Mexico City: A leaking fuel pipeline triggered a massive blaze Friday in central Mexico, killing at least 20 people and injuring another 54, officials said.
Omar Fayad, governor of Hidalgo state, said locals at the site of the leak were scrambling to steal some of the leaking oil when at least 20 of them were burned to death.
“I’ve been told that 20 have been burned to death and another 54 burn victims being treated in hospitals,” Fayad told local ‘FaroTV’, with the blaze still raging. He said the toll may increase.
Scores of locals were collecting fuel in buckets and cans from spouting leaks, and making off with the stolen gasoline, local media showed.
“What we know is that it was an illegal fuel theft site, and that authorities were aware of it when it burned,” Fayed added.

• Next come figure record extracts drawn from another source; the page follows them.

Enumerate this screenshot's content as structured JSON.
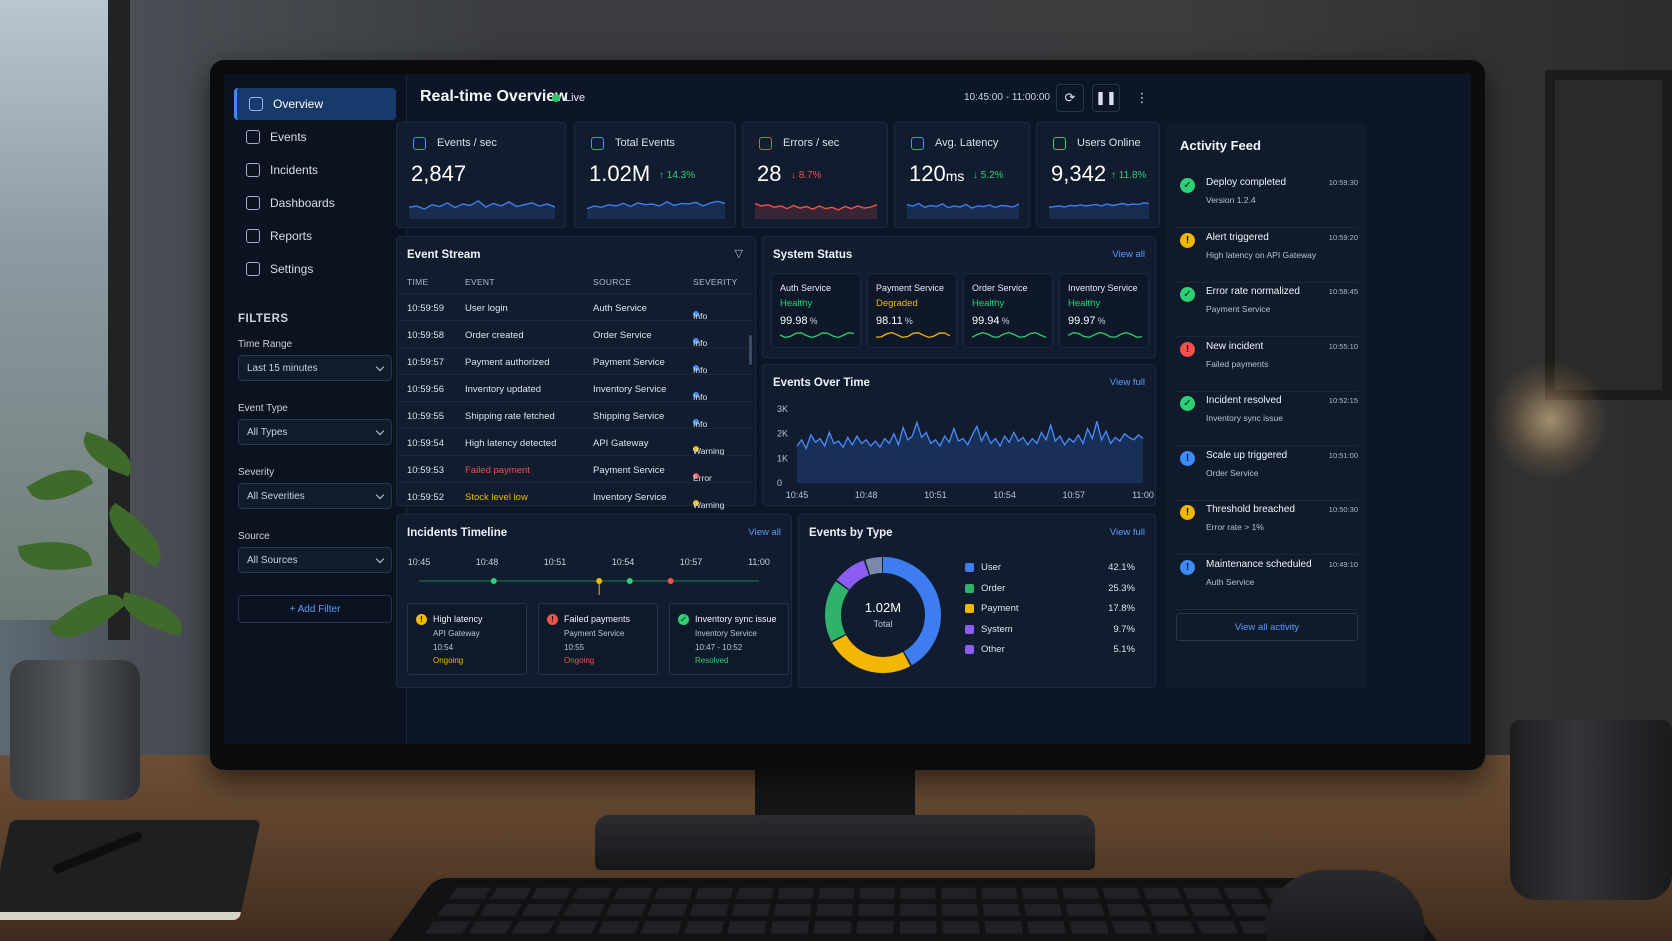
{
  "sidebar": {
    "items": [
      {
        "label": "Overview",
        "icon": "bar-chart-icon",
        "active": true
      },
      {
        "label": "Events",
        "icon": "events-icon"
      },
      {
        "label": "Incidents",
        "icon": "incidents-icon"
      },
      {
        "label": "Dashboards",
        "icon": "dashboards-icon"
      },
      {
        "label": "Reports",
        "icon": "reports-icon"
      },
      {
        "label": "Settings",
        "icon": "gear-icon"
      }
    ],
    "filters_title": "FILTERS",
    "filters": [
      {
        "label": "Time Range",
        "value": "Last 15 minutes"
      },
      {
        "label": "Event Type",
        "value": "All Types"
      },
      {
        "label": "Severity",
        "value": "All Severities"
      },
      {
        "label": "Source",
        "value": "All Sources"
      }
    ],
    "add_filter": "+ Add Filter"
  },
  "header": {
    "title": "Real-time Overview",
    "live": "Live",
    "time_range": "10:45:00 - 11:00:00",
    "refresh_icon": "refresh-icon",
    "pause_icon": "pause-icon",
    "more_icon": "more-vertical-icon"
  },
  "kpis": [
    {
      "label": "Events / sec",
      "value": "2,847",
      "unit": "",
      "change": "",
      "trend": [
        0.45,
        0.5,
        0.38,
        0.55,
        0.48,
        0.62,
        0.44,
        0.58,
        0.52,
        0.7,
        0.46,
        0.6,
        0.5,
        0.66,
        0.48,
        0.55,
        0.62,
        0.5,
        0.58,
        0.46
      ]
    },
    {
      "label": "Total Events",
      "value": "1.02M",
      "unit": "",
      "change": "↑ 14.3%",
      "trend": [
        0.4,
        0.5,
        0.45,
        0.55,
        0.5,
        0.6,
        0.48,
        0.62,
        0.55,
        0.58,
        0.5,
        0.66,
        0.52,
        0.6,
        0.58,
        0.64,
        0.5,
        0.62,
        0.68,
        0.6
      ]
    },
    {
      "label": "Errors / sec",
      "value": "28",
      "unit": "",
      "change": "↓ 8.7%",
      "trend": [
        0.6,
        0.5,
        0.55,
        0.45,
        0.5,
        0.4,
        0.52,
        0.42,
        0.48,
        0.38,
        0.5,
        0.4,
        0.45,
        0.35,
        0.48,
        0.4,
        0.5,
        0.42,
        0.46,
        0.55
      ]
    },
    {
      "label": "Avg. Latency",
      "value": "120",
      "unit": "ms",
      "change": "↓ 5.2%",
      "trend": [
        0.55,
        0.5,
        0.6,
        0.45,
        0.52,
        0.48,
        0.58,
        0.44,
        0.5,
        0.46,
        0.56,
        0.42,
        0.5,
        0.48,
        0.54,
        0.44,
        0.52,
        0.5,
        0.46,
        0.58
      ]
    },
    {
      "label": "Users Online",
      "value": "9,342",
      "unit": "",
      "change": "↑ 11.8%",
      "trend": [
        0.45,
        0.48,
        0.5,
        0.46,
        0.52,
        0.5,
        0.55,
        0.5,
        0.53,
        0.56,
        0.5,
        0.58,
        0.52,
        0.55,
        0.6,
        0.54,
        0.58,
        0.56,
        0.62,
        0.6
      ]
    }
  ],
  "event_stream": {
    "title": "Event Stream",
    "filter_icon": "filter-icon",
    "columns": [
      "TIME",
      "EVENT",
      "SOURCE",
      "SEVERITY"
    ],
    "rows": [
      {
        "time": "10:59:59",
        "event": "User login",
        "source": "Auth Service",
        "severity": "Info",
        "color": "#3d8bff",
        "event_color": "#dbe3ee"
      },
      {
        "time": "10:59:58",
        "event": "Order created",
        "source": "Order Service",
        "severity": "Info",
        "color": "#3d8bff",
        "event_color": "#dbe3ee"
      },
      {
        "time": "10:59:57",
        "event": "Payment authorized",
        "source": "Payment Service",
        "severity": "Info",
        "color": "#3d8bff",
        "event_color": "#dbe3ee"
      },
      {
        "time": "10:59:56",
        "event": "Inventory updated",
        "source": "Inventory Service",
        "severity": "Info",
        "color": "#3d8bff",
        "event_color": "#dbe3ee"
      },
      {
        "time": "10:59:55",
        "event": "Shipping rate fetched",
        "source": "Shipping Service",
        "severity": "Info",
        "color": "#3d8bff",
        "event_color": "#dbe3ee"
      },
      {
        "time": "10:59:54",
        "event": "High latency detected",
        "source": "API Gateway",
        "severity": "Warning",
        "color": "#f2b705",
        "event_color": "#dbe3ee"
      },
      {
        "time": "10:59:53",
        "event": "Failed payment",
        "source": "Payment Service",
        "severity": "Error",
        "color": "#f0524b",
        "event_color": "#f0524b"
      },
      {
        "time": "10:59:52",
        "event": "Stock level low",
        "source": "Inventory Service",
        "severity": "Warning",
        "color": "#f2b705",
        "event_color": "#f2b705"
      }
    ]
  },
  "system_status": {
    "title": "System Status",
    "view_all": "View all",
    "services": [
      {
        "name": "Auth Service",
        "state": "Healthy",
        "value": "99.98",
        "unit": "%",
        "color": "#2fcf74"
      },
      {
        "name": "Payment Service",
        "state": "Degraded",
        "value": "98.11",
        "unit": "%",
        "color": "#f2b705"
      },
      {
        "name": "Order Service",
        "state": "Healthy",
        "value": "99.94",
        "unit": "%",
        "color": "#2fcf74"
      },
      {
        "name": "Inventory Service",
        "state": "Healthy",
        "value": "99.97",
        "unit": "%",
        "color": "#2fcf74"
      }
    ]
  },
  "events_over_time": {
    "title": "Events Over Time",
    "view_full": "View full"
  },
  "chart_data": {
    "type": "line",
    "title": "Events Over Time",
    "xlabel": "",
    "ylabel": "",
    "x_ticks": [
      "10:45",
      "10:48",
      "10:51",
      "10:54",
      "10:57",
      "11:00"
    ],
    "y_ticks": [
      "0",
      "1K",
      "2K",
      "3K"
    ],
    "ylim": [
      0,
      3000
    ],
    "series": [
      {
        "values": [
          1500,
          1750,
          1400,
          1950,
          1650,
          1800,
          1500,
          2050,
          1600,
          1700,
          1450,
          1850,
          1550,
          1900,
          1600,
          1750,
          1500,
          1700,
          1450,
          1800,
          1600,
          2000,
          1550,
          2250,
          1750,
          1900,
          2450,
          1850,
          2050,
          1600,
          1750,
          1500,
          1900,
          1650,
          2200,
          1700,
          1800,
          1550,
          1950,
          2300,
          1700,
          2050,
          1600,
          1800,
          1500,
          1900,
          1650,
          2050,
          1700,
          1850,
          1550,
          1800,
          1600,
          2050,
          1750,
          2350,
          1700,
          1900,
          1550,
          1800,
          1650,
          1950,
          1600,
          2200,
          1800,
          2500,
          1750,
          2100,
          1600,
          1850,
          1700,
          2000,
          1850,
          1750,
          1950,
          1800
        ]
      }
    ],
    "grid": false,
    "legend": "none"
  },
  "incidents": {
    "title": "Incidents Timeline",
    "view_all": "View all",
    "ticks": [
      "10:45",
      "10:48",
      "10:51",
      "10:54",
      "10:57",
      "11:00"
    ],
    "cards": [
      {
        "title": "High latency",
        "source": "API Gateway",
        "time": "10:54",
        "status": "Ongoing",
        "color": "#f2b705",
        "status_color": "#f2b705",
        "icon": "warning-icon"
      },
      {
        "title": "Failed payments",
        "source": "Payment Service",
        "time": "10:55",
        "status": "Ongoing",
        "color": "#f0524b",
        "status_color": "#f0524b",
        "icon": "error-icon"
      },
      {
        "title": "Inventory sync issue",
        "source": "Inventory Service",
        "time": "10:47 - 10:52",
        "status": "Resolved",
        "color": "#2fcf74",
        "status_color": "#2fcf74",
        "icon": "check-icon"
      }
    ]
  },
  "events_by_type": {
    "title": "Events by Type",
    "view_full": "View full",
    "total_value": "1.02M",
    "total_label": "Total",
    "slices": [
      {
        "name": "User",
        "pct": "42.1%",
        "value": 42.1,
        "color": "#3d7df0"
      },
      {
        "name": "Order",
        "pct": "25.3%",
        "value": 25.3,
        "color": "#f2b705"
      },
      {
        "name": "Payment",
        "pct": "17.8%",
        "value": 17.8,
        "color": "#2fb36a"
      },
      {
        "name": "System",
        "pct": "9.7%",
        "value": 9.7,
        "color": "#8a5cf0"
      },
      {
        "name": "Other",
        "pct": "5.1%",
        "value": 5.1,
        "color": "#7a8aa8"
      }
    ],
    "legend_colors": [
      "#3d7df0",
      "#2fb36a",
      "#f2b705",
      "#8a5cf0",
      "#8a5cf0"
    ]
  },
  "activity_feed": {
    "title": "Activity Feed",
    "items": [
      {
        "title": "Deploy completed",
        "sub": "Version 1.2.4",
        "time": "10:59:30",
        "color": "#2fcf74",
        "glyph": "✓",
        "icon": "check-circle-icon"
      },
      {
        "title": "Alert triggered",
        "sub": "High latency on API Gateway",
        "time": "10:59:20",
        "color": "#f2b705",
        "glyph": "!",
        "icon": "warning-icon"
      },
      {
        "title": "Error rate normalized",
        "sub": "Payment Service",
        "time": "10:58:45",
        "color": "#2fcf74",
        "glyph": "✓",
        "icon": "check-circle-icon"
      },
      {
        "title": "New incident",
        "sub": "Failed payments",
        "time": "10:55:10",
        "color": "#f0524b",
        "glyph": "!",
        "icon": "error-icon"
      },
      {
        "title": "Incident resolved",
        "sub": "Inventory sync issue",
        "time": "10:52:15",
        "color": "#2fcf74",
        "glyph": "✓",
        "icon": "check-circle-icon"
      },
      {
        "title": "Scale up triggered",
        "sub": "Order Service",
        "time": "10:51:00",
        "color": "#3d8bff",
        "glyph": "!",
        "icon": "info-icon"
      },
      {
        "title": "Threshold breached",
        "sub": "Error rate > 1%",
        "time": "10:50:30",
        "color": "#f2b705",
        "glyph": "!",
        "icon": "warning-icon"
      },
      {
        "title": "Maintenance scheduled",
        "sub": "Auth Service",
        "time": "10:49:10",
        "color": "#3d8bff",
        "glyph": "!",
        "icon": "info-icon"
      }
    ],
    "view_all": "View all activity"
  }
}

Federal and state firefighters and ambulances run by state oil giant Pemex were headed to the area to help burn victims, the governor added.
The tragedy comes just as anti-corruption crusader President Andres Manuel Lopez Obrador presses implementation of his national fuel theft prevention plan. Illegal taps of Pemex pipelines cost Mexico an estimated $3 billion in 2017.
But the government’s strategy to fight the problem has led to severe gasoline and diesel shortages across much of the country, including Mexico City, forcing people to queue for hours – sometimes days – to fuel up their vehicles.
Obrador, who took office December 1, has vowed to keep up the fight and asked Mexicans to be patient.
Meanwhile, authorities have opened 1,700 individual investigations for fuel theft, which became a massive black-market industry in this country under previous governments, involving powerful drug cartels and corrupt Pemex insiders.
Obrador’s government has shut off key pipelines until they can be fully secured and deployed the army to guard Pemex production facilities.